Record number apply early
A record-high number of people — 1,856 — applied early decision to Dartmouth this year. The number of early applicants is more than 10 percent higher than last year’s figure, initially reported as 1,678 applicants.
As of press time, no other Ivy League college had released early admissions data.
Average standardized test scores, class ranks and racial and geographic makeup for the Class of 2019 early decision applicant pool are currently unavailable because admissions officers have not yet fully processed secondary school reports, dean of admissions and financial aid Maria Laskaris said, but she noted that this marks the first time in two years that more women than men applied early decision.
Laskaris said the higher early decision application numbers likely resulted from recruiting road trips and connections that prospective applicants make on campus visits.The record number of early applicants follows a 14-percent drop in regular decision applications for the Class of 2018 as well as a high yield among last year’s regular decision accepted students.
The Class of 2016 set the previous early decision record, with 1,801 early decision applicants. That year, 465 were admitted.
Each year, students admitted early decision comprise about 40 percent of the incoming class. Early application decisions will be released in December.
Though last year’s Common Application was a source of technical issues for early applicants — leading Dartmouth to extend its early decision deadline by a week — administrators and applicants reported a smooth submission process.
For the first time this year, admissions officers will review early decision applications using software called Slate that streamlines the evaluation process, Laskaris said. Slate compiles different elements of the application, like essays and teacher recommendations, in a central online location to improve officers’ reading efficiency.

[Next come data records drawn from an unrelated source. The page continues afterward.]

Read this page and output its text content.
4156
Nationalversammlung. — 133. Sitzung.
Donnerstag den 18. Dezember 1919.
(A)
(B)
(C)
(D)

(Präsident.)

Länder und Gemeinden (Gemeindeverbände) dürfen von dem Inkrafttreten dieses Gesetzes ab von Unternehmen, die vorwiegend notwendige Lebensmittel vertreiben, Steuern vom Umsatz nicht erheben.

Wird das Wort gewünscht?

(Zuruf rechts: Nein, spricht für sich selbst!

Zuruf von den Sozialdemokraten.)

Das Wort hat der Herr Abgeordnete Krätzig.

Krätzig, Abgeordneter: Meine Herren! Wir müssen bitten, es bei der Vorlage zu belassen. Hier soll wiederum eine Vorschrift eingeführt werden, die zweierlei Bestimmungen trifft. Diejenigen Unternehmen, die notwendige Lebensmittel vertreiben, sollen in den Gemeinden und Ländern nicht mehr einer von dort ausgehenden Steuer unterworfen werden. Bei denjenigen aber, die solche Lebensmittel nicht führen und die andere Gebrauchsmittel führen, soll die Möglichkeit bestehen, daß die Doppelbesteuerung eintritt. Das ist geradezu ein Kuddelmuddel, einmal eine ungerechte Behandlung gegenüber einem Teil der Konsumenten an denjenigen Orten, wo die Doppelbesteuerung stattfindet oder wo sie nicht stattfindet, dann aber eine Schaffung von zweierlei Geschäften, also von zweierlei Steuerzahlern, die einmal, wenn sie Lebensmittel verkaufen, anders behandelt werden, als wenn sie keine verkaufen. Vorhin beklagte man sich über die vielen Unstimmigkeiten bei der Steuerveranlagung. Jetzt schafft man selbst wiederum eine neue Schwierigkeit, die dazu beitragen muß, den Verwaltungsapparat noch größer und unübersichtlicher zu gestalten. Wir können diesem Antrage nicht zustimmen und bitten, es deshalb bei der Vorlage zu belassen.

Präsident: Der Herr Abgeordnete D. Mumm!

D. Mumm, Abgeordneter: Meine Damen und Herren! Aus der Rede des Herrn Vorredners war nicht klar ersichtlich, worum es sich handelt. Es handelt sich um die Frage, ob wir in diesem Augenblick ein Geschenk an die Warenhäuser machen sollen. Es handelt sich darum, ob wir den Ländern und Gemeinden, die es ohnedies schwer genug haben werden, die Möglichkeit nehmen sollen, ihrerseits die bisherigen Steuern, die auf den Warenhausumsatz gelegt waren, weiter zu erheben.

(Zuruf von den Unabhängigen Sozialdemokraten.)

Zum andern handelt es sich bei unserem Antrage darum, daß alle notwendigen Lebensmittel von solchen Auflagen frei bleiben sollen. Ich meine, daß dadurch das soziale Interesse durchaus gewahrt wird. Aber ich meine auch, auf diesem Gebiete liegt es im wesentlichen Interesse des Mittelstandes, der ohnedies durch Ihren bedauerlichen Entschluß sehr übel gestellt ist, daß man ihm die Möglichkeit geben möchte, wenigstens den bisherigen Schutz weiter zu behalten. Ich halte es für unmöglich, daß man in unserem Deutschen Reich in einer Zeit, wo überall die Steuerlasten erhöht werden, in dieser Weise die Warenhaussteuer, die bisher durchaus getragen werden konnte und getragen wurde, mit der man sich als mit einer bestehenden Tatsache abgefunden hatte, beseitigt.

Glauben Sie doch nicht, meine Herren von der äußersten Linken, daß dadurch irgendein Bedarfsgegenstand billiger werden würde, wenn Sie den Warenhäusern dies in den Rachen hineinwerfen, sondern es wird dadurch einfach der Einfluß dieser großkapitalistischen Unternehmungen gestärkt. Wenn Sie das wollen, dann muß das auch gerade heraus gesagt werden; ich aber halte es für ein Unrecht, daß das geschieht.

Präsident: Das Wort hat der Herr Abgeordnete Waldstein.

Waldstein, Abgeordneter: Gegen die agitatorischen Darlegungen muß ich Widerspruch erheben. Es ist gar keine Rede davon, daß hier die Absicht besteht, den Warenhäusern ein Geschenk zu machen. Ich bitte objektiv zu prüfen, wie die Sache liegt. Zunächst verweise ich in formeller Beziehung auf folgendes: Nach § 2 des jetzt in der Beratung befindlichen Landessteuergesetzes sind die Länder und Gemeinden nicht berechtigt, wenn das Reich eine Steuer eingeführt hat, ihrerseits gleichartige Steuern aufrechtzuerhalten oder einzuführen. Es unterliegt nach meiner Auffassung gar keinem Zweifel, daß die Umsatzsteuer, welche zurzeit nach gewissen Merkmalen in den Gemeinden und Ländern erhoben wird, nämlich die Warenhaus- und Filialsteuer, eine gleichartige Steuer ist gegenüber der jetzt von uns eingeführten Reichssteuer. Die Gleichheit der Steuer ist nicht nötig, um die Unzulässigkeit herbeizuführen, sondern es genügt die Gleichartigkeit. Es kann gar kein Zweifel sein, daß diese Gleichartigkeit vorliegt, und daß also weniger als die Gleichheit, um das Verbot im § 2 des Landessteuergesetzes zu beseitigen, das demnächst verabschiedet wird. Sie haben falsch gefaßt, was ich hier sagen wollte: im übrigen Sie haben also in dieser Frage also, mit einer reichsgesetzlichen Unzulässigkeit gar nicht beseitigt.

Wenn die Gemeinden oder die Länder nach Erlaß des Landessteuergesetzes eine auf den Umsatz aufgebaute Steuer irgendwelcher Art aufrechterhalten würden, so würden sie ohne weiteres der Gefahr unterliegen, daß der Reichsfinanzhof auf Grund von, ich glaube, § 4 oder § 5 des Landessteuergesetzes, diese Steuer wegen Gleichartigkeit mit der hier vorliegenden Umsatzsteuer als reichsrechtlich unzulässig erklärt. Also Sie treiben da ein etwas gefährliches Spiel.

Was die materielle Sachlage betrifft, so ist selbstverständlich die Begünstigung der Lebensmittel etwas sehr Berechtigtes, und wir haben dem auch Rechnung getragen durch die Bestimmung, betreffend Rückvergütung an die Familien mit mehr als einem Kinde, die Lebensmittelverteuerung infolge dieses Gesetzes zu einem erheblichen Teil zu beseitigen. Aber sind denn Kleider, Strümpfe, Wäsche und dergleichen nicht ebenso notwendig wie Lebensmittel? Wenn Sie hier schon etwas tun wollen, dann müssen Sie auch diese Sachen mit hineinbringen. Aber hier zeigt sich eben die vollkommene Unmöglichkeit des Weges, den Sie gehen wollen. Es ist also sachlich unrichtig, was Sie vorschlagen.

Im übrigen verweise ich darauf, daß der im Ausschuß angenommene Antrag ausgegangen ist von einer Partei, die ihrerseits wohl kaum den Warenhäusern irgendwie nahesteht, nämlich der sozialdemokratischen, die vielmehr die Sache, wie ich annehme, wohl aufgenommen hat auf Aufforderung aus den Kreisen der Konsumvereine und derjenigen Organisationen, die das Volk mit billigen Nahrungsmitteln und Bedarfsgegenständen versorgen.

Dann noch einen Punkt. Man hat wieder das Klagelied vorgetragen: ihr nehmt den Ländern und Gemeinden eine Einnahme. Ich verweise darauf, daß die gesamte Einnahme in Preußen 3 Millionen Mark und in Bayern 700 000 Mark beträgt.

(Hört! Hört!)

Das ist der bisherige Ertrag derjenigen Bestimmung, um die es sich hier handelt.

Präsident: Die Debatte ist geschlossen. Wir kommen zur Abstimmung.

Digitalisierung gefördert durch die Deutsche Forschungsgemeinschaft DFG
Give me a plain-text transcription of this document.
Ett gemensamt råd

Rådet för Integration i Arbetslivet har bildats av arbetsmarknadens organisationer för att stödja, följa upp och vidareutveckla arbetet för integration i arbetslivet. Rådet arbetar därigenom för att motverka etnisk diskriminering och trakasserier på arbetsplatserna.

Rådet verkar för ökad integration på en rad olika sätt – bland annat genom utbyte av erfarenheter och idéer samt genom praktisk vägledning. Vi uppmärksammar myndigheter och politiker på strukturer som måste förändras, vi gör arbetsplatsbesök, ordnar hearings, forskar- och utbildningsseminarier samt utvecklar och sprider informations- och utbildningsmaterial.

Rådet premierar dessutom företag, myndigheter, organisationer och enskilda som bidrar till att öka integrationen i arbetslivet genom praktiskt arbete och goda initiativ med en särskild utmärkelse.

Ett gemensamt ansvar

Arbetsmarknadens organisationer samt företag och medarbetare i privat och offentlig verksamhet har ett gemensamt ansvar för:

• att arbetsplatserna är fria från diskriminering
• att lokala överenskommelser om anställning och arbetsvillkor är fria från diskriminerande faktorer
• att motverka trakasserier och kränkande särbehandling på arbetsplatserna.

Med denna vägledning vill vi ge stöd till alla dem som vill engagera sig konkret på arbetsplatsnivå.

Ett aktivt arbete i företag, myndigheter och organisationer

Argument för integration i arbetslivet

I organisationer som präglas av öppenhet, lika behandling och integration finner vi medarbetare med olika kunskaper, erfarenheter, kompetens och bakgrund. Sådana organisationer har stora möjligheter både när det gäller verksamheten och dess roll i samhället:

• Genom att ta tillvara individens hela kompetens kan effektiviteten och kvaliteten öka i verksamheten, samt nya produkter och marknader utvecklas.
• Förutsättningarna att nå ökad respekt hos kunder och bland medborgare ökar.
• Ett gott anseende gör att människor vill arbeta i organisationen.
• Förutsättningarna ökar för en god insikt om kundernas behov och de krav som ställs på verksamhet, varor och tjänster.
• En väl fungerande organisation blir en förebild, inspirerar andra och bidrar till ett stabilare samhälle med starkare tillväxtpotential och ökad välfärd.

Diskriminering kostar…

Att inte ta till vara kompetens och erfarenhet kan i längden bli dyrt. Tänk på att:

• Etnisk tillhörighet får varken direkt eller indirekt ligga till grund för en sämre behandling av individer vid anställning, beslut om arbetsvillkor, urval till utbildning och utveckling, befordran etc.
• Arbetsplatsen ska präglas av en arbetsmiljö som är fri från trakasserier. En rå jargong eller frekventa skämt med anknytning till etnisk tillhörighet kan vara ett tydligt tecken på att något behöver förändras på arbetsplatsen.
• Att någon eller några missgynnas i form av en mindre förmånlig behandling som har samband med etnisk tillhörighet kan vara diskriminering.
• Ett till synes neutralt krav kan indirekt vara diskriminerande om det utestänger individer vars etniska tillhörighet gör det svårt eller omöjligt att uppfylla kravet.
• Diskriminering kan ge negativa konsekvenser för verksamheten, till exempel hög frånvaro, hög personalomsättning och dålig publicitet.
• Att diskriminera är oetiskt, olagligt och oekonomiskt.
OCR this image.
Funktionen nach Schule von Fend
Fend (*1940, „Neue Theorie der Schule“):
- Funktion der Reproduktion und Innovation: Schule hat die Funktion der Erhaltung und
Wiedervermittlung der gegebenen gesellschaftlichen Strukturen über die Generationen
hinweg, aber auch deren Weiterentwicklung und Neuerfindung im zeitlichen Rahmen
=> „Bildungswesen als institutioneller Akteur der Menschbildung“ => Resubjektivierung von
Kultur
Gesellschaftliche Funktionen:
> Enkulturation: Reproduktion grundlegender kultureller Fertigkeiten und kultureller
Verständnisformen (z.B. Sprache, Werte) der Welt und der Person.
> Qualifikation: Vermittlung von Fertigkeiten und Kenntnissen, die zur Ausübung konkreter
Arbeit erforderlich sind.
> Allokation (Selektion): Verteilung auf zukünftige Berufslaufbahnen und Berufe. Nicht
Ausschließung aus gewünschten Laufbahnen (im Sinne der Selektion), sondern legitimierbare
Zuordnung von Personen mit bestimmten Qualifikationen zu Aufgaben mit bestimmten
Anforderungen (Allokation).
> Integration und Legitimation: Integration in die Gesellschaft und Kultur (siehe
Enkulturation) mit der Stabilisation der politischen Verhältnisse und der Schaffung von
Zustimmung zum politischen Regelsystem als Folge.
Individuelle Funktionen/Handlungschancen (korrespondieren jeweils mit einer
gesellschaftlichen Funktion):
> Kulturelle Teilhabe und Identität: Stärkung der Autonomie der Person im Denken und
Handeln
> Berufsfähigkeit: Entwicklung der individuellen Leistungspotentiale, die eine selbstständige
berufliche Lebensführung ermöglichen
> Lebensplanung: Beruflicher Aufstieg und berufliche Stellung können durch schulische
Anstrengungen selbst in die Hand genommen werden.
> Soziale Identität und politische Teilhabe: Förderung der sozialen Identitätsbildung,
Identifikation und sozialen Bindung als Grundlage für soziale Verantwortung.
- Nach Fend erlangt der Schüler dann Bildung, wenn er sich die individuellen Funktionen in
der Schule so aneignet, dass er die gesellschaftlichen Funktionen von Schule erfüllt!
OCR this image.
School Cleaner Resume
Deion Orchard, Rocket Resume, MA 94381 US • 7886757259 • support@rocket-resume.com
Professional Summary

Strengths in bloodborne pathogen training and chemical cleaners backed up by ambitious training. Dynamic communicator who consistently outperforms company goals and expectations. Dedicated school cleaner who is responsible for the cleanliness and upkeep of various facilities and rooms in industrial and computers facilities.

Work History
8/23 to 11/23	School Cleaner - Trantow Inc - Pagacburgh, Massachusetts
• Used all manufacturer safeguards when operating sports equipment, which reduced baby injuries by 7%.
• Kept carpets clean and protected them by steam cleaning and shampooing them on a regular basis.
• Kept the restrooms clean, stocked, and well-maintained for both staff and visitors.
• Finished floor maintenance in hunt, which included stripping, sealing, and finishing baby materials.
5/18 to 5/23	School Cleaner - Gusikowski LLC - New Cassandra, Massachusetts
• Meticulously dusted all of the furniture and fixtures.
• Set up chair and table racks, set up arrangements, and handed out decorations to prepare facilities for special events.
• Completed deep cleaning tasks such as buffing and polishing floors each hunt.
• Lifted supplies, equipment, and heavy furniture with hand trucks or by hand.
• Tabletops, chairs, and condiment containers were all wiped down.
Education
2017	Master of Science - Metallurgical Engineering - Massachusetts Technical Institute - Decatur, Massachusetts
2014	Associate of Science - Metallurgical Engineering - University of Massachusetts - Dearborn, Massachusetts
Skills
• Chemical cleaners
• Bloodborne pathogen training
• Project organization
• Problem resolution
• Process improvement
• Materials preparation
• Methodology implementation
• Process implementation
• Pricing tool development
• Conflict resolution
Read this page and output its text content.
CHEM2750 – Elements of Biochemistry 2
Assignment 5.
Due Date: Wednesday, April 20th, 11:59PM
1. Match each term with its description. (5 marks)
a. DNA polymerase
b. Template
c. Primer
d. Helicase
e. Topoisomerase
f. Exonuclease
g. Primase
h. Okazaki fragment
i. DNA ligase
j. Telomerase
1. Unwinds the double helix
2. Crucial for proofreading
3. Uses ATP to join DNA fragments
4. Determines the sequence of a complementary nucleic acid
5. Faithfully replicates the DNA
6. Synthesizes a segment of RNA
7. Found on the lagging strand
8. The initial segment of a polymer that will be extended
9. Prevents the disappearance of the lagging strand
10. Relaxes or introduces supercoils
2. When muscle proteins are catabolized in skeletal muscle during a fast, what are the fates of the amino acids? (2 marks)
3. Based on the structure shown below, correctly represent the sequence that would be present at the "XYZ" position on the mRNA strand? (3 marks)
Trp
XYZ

The office has implemented Slate gradually since the summer, Laskaris said. The platform can be used for intra-office communications.
Jennifer Sandoval-Dancs, director of admission at Claremont McKenna College, said that her office was among the first to adopt Slate. Before Slate, there was no software customized specifically for admissions offices, Sandoval-Dancs said. Instead, admissions officers adapted programs intended to store current student information.
Since it was implemented in 2009, the service has been user-friendly and accessible, she said, adding that the software allows schools to customize its functions to suit their needs.
Dartmouth altered this year’s application to allow students to choose from five questions for a supplementary essay, compared to previous years, when all applicants answered the same question. Laskaris said this change was made to gain greater insight into each applicant.
Kylie McCardel, an early decision applicant who attends Baylor School in Tennessee, said a campus visit solidified her decision not just to apply to Dartmouth, but to apply early.
“I had never felt more at home at a college campus,” McCardel said, adding that she was impressed by the student body, language opportunities, living learning communities and her tour guides.
The potential benefits of attending Dartmouth outweighed any apprehensions she may have had in light of recent campus controversies, McCardel said.
Annie Goettemoeller of Ohio, who also applied early decision, said her experiences in the Summer at Brown and Yale Young Global Scholars summer programs made her realize that she wanted what she called the “Ivy league experience” — intellectual rigor combined with a diverse, collaborative atmosphere. Dartmouth’s undergraduate research opportunities in the sciences also appealed to her, she said.
Experiences during her visit, including a Dartmouth Sings performance, Goettemoeller said, clinched her decision to apply early.
“When you love something that much,” she said, “I don’t know why you wouldn’t jump on it as fast as you can.”